Rise in gastroschisis cases; experts have no clue of its cause

On Thursday, federal researchers reported that a fatal birth defect has been increasingly seen in maternity wards, and the cause isn’t known so far.

Infants suffering with the defect, known as gastroschisis, take birth with intestines poking out of a hole in the abdominal wall. Other organs, including the stomach and liver, could also be found outside the body when the baby is born.

The Centers for Disease Control and Prevention said that the prevalence of gastroschisis has seen a roughly 30% rise to 4.9 births out of 10,000 during the years from 2006 to 2012, from 3.6 per 10,000 live births from 1995 to 2005.

The defect is generally suffered by babies born to mothers below 20, though the rate has seen a rise among mothers of all age groups. Young white mothers deliver defected babies more than young women belonging to other races: 18.1 per 10,000 live births, in comparison to 16.1 for Hispanic mothers and 10.2 for black mothers.
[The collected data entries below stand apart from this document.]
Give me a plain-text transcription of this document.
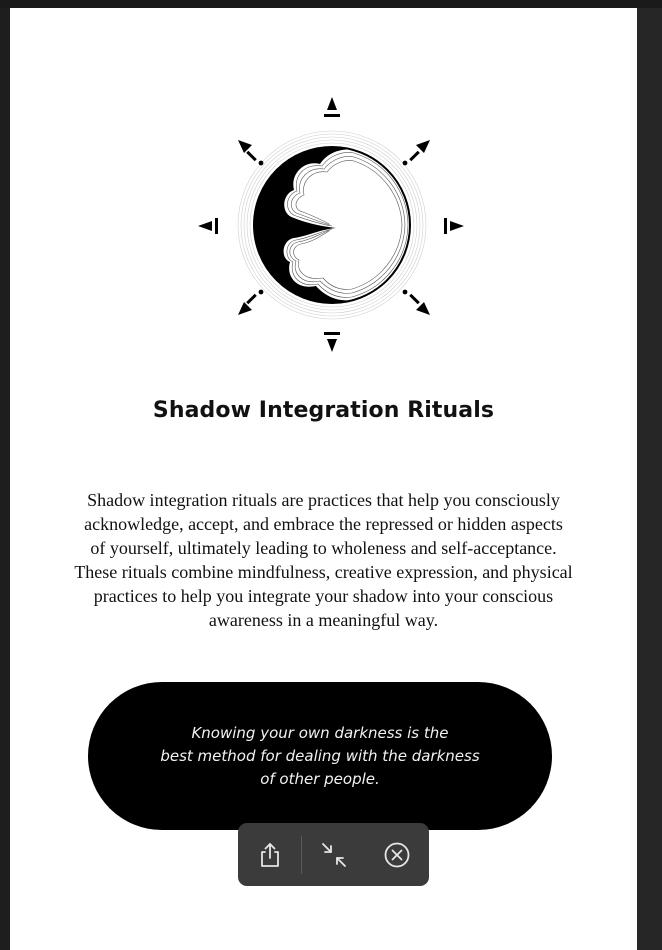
Shadow Integration Rituals
Shadow integration rituals are practices that help you consciously
acknowledge, accept, and embrace the repressed or hidden aspects
of yourself, ultimately leading to wholeness and self-acceptance.
These rituals combine mindfulness, creative expression, and physical
practices to help you integrate your shadow into your conscious
awareness in a meaningful way.
Knowing your own darkness is the
best method for dealing with the darkness
of other people.
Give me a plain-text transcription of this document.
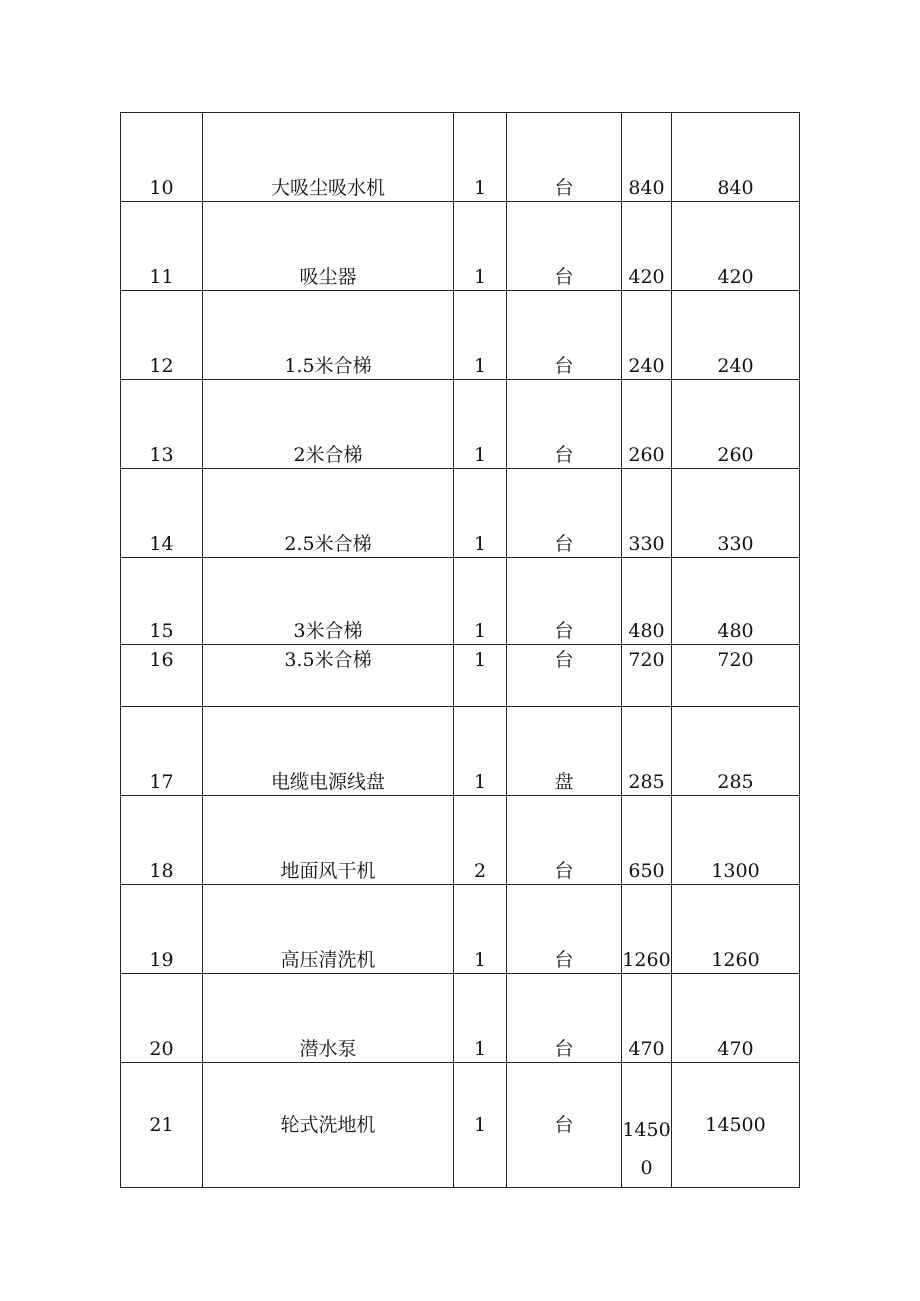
10	大吸尘吸水机	1	台	840	840
11	吸尘器	1	台	420	420
12	1.5米合梯	1	台	240	240
13	2米合梯	1	台	260	260
14	2.5米合梯	1	台	330	330
15	3米合梯	1	台	480	480
16	3.5米合梯	1	台	720	720
17	电缆电源线盘	1	盘	285	285
18	地面风干机	2	台	650	1300
19	高压清洗机	1	台	1260	1260
20	潜水泵	1	台	470	470
21	轮式洗地机	1	台	14500	14500
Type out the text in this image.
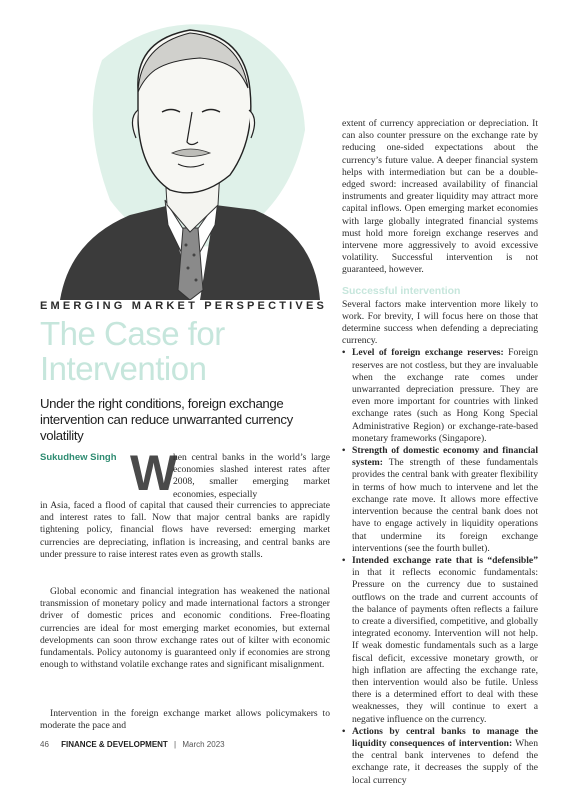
EMERGING MARKET PERSPECTIVES
The Case for
Intervention
Under the right conditions, foreign exchange intervention can reduce unwarranted currency volatility
Sukudhew Singh W

hen central banks in the world’s large economies slashed interest rates after 2008, smaller emerging market economies, especially

in Asia, faced a flood of capital that caused their currencies to appreciate and interest rates to fall. Now that major central banks are rapidly tightening policy, financial flows have reversed: emerging market currencies are depreciating, inflation is increasing, and central banks are under pressure to raise interest rates even as growth stalls.

Global economic and financial integration has weakened the national transmission of monetary policy and made international factors a stronger driver of domestic prices and economic conditions. Free-floating currencies are ideal for most emerging market economies, but external developments can soon throw exchange rates out of kilter with economic fundamentals. Policy autonomy is guaranteed only if economies are strong enough to withstand volatile exchange rates and significant misalignment.

Intervention in the foreign exchange market allows policymakers to moderate the pace and

extent of currency appreciation or depreciation. It can also counter pressure on the exchange rate by reducing one-sided expectations about the currency’s future value. A deeper financial system helps with intermediation but can be a double-edged sword: increased availability of financial instruments and greater liquidity may attract more capital inflows. Open emerging market economies with large globally integrated financial systems must hold more foreign exchange reserves and intervene more aggressively to avoid excessive volatility. Successful intervention is not guaranteed, however.

Successful intervention

Several factors make intervention more likely to work. For brevity, I will focus here on those that determine success when defending a depreciating currency.

• Level of foreign exchange reserves: Foreign reserves are not costless, but they are invaluable when the exchange rate comes under unwarranted depreciation pressure. They are even more important for countries with linked exchange rates (such as Hong Kong Special Administrative Region) or exchange-rate-based monetary frameworks (Singapore).
• Strength of domestic economy and financial system: The strength of these fundamentals provides the central bank with greater flexibility in terms of how much to intervene and let the exchange rate move. It allows more effective intervention because the central bank does not have to engage actively in liquidity operations that undermine its foreign exchange interventions (see the fourth bullet).
• Intended exchange rate that is “defensible” in that it reflects economic fundamentals: Pressure on the currency due to sustained outflows on the trade and current accounts of the balance of payments often reflects a failure to create a diversified, competitive, and globally integrated economy. Intervention will not help. If weak domestic fundamentals such as a large fiscal deficit, excessive monetary growth, or high inflation are affecting the exchange rate, then intervention would also be futile. Unless there is a determined effort to deal with these weaknesses, they will continue to exert a negative influence on the currency.
• Actions by central banks to manage the liquidity consequences of intervention: When the central bank intervenes to defend the exchange rate, it decreases the supply of the local currency
46 FINANCE & DEVELOPMENT | March 2023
However, during the period taken into consideration for study, gastroschisis increased most significantly in babies born to non-Hispanic black mothers with age 20 or below, rising 263%.

Coleen A. Boyle, the director of the C.D.C.’s National Center on Birth Defects and Developmental Disabilities, said, “We don’t know why. We continue to be concerned that this condition is increasing, and we do see a more rapid rise among non-Hispanic black teens”.

If you smoke or drink alcohol, then you are more likely to have a baby with gastroschisis. But Dr. Boyle said that those were risk factors, not causes. And it isn’t known so far whether those risk factors have been contributing to the rise or not.

The report observed that the increase had no relation with the number of babies born to teenage mothers, which has fallen since 1995.